To reproduce this issue (Windows 10, Julia 1.7.0, PyCall 1.93.0):
julia> using PyCall
julia> sys = pyimport("sys")
PyObject <module 'sys' (built-in)>
julia> sys.executable
"C:\\Users\\User\\AppData\\Local\\Programs\\Julia-1.7.0\\bin\\julia.exe"
Oh, I see, the definition of sys.executable in the Python docs is
A string giving the absolute path of the executable binary for the Python interpreter, on systems where this makes sense. If Python is unable to retrieve the real path to its executable,
sys.executablewill be an empty string orNone.
(emphasis added)
See also these discussions about sys.executable for embedded python:
- https://mail.python.org/archives/list/[email protected]/thread/O66N56PB4U6AGICGBSRFD2OWA5JWMFC6/
- https://github.com/davidhalter/jedi-vim/issues/870
It seems like this happens a lot for programs embedding Python. In our case, PyCall.python is the path of the Python interpreter corresponding to the libpython we are linking to, so we should be able to set sys.executable to this.
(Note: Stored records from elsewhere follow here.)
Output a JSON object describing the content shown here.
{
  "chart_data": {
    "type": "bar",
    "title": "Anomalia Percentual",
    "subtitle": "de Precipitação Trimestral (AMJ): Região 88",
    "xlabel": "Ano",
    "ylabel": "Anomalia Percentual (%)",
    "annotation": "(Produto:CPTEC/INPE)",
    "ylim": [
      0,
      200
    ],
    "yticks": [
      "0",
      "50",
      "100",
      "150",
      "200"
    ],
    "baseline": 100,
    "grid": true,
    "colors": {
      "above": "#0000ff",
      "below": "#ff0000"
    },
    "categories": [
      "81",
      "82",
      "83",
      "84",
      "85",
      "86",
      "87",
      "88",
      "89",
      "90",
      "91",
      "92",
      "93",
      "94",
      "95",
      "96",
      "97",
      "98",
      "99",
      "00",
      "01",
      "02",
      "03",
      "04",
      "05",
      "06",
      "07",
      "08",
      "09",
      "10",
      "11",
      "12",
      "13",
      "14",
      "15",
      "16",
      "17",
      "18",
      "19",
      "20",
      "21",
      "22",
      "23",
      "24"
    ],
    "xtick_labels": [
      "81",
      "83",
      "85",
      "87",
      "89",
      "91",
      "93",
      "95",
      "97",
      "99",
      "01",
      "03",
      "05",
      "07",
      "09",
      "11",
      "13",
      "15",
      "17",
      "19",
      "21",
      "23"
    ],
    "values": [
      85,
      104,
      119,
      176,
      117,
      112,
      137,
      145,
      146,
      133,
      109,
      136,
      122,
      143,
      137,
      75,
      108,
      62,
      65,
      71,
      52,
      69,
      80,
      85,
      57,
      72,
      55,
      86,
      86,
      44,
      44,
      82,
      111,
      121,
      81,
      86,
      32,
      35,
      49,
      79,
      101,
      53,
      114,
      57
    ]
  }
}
Very interesting definitions. On Linux the behavior is the following:
julia> using PyCall
julia> sys = pyimport("sys")
PyObject <module 'sys' (built-in)>
julia> sys.executable
"/usr/bin/python3"
as ,IMO, was expected. Apparently, there is no clear correspondence between PyCall.python and pyimport("sys").executable. This brings some inconsistency across platforms, getting even more unpredictable outcomes when PyCall.conda == true, which is the main point of #958.
It looks like sys.executable is set from the configuration, and apparently we can use this API to change it when we initialize Python by using Py_InitializeFromConfig.